Au moment où la déforestation avance, l’Institut brésilien de géographie et statisque (IBGE) a enregistré une augmentation des zones de réserves forestières. Elles correspondent maintenant pour 8,3 % du territoire brésilien – le pourcentage était de 6,5 % en 2003, selon l’étude « Indicateurs de développement durable ». Un des motifs de cette expansion est le plus grand nombre de terres indiennes protégées – de 172 en 1992 à 405 en 2006. Dans ces zones, la préservation des forêts est plus facile et le déboisement moins présent. Parallèlement à l’avancement des terres indiennes, la population de souche a augmenté de 294,1 mille en 1991 à 734,1 mille en 2000, poussée par une autodéclaration plus forte d’indiens et descendants.

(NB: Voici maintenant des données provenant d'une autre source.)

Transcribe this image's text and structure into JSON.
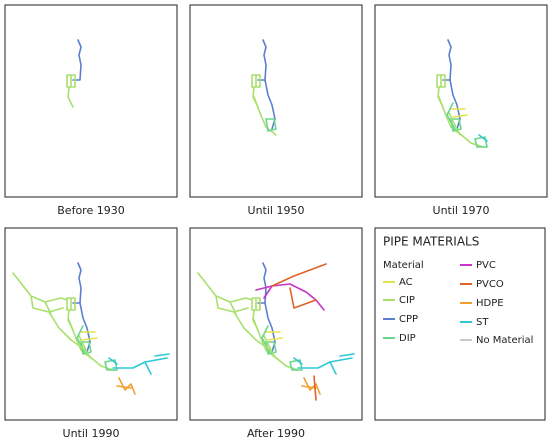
{
  "panels": [
    {
      "caption": "Before 1930"
    },
    {
      "caption": "Until 1950"
    },
    {
      "caption": "Until 1970"
    },
    {
      "caption": "Until 1990"
    },
    {
      "caption": "After 1990"
    }
  ],
  "legend": {
    "title": "PIPE MATERIALS",
    "subtitle": "Material",
    "items": [
      {
        "label": "AC",
        "color": "#e4e44a"
      },
      {
        "label": "CIP",
        "color": "#a8e06c"
      },
      {
        "label": "CPP",
        "color": "#5b7fd0"
      },
      {
        "label": "DIP",
        "color": "#6ad68c"
      },
      {
        "label": "PVC",
        "color": "#c833c8"
      },
      {
        "label": "PVCO",
        "color": "#e0622a"
      },
      {
        "label": "HDPE",
        "color": "#f0a030"
      },
      {
        "label": "ST",
        "color": "#30c8d8"
      },
      {
        "label": "No Material",
        "color": "#c8c8c8"
      }
    ]
  }
}
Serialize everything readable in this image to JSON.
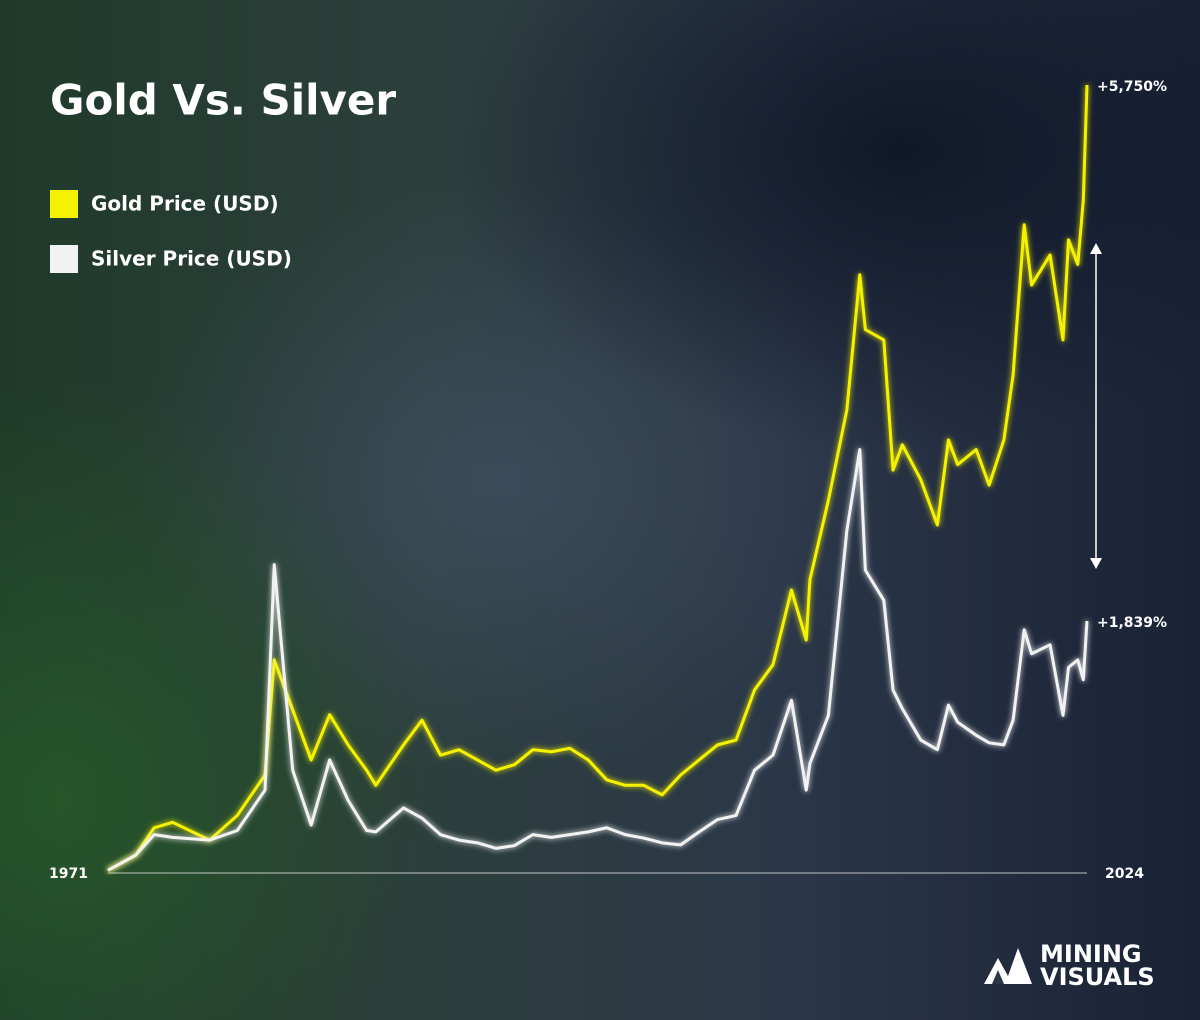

Toutefois, évalue l’IBGE, la déforestation demeure la principale entrave au développement durable du pays. Le Brésil a ratifié le Protocole de Kyoto et n’est pas un grand consommateur de carburants. La dévastation des forêts le met parmi les 5 plus importants émetteurs de CO2 de la planète, au côté de la Chine, É U, Inde et Allemagne. À eux seuls, les brûlis répondant pour 75 % de tout le CO2 jeté dans l’atmosphère brésilienne. Pour raser sa végétation indigène, le Brésil se rapproche des deux plus importants pollueurs du monde, soit les États-Unis et la Chine. Je suis surpris d’apprendre que la majeure partie du CO2 rejeté vient des brûlis. Moi qui pensais que toutes les actions réalisées depuis plus de dix ans pour combattre ce fléau – le brûlage en Amazonie – donnaient des résultats.

Avec la hausse récente de la déforestation, rien n’indique que la situation a été renversée, selon l’IBGE. Pour cette raison et d’autres entraves dans les sphères environnementales et sociales, le pays est loin d’atteindre le développement durable, commente l’étude.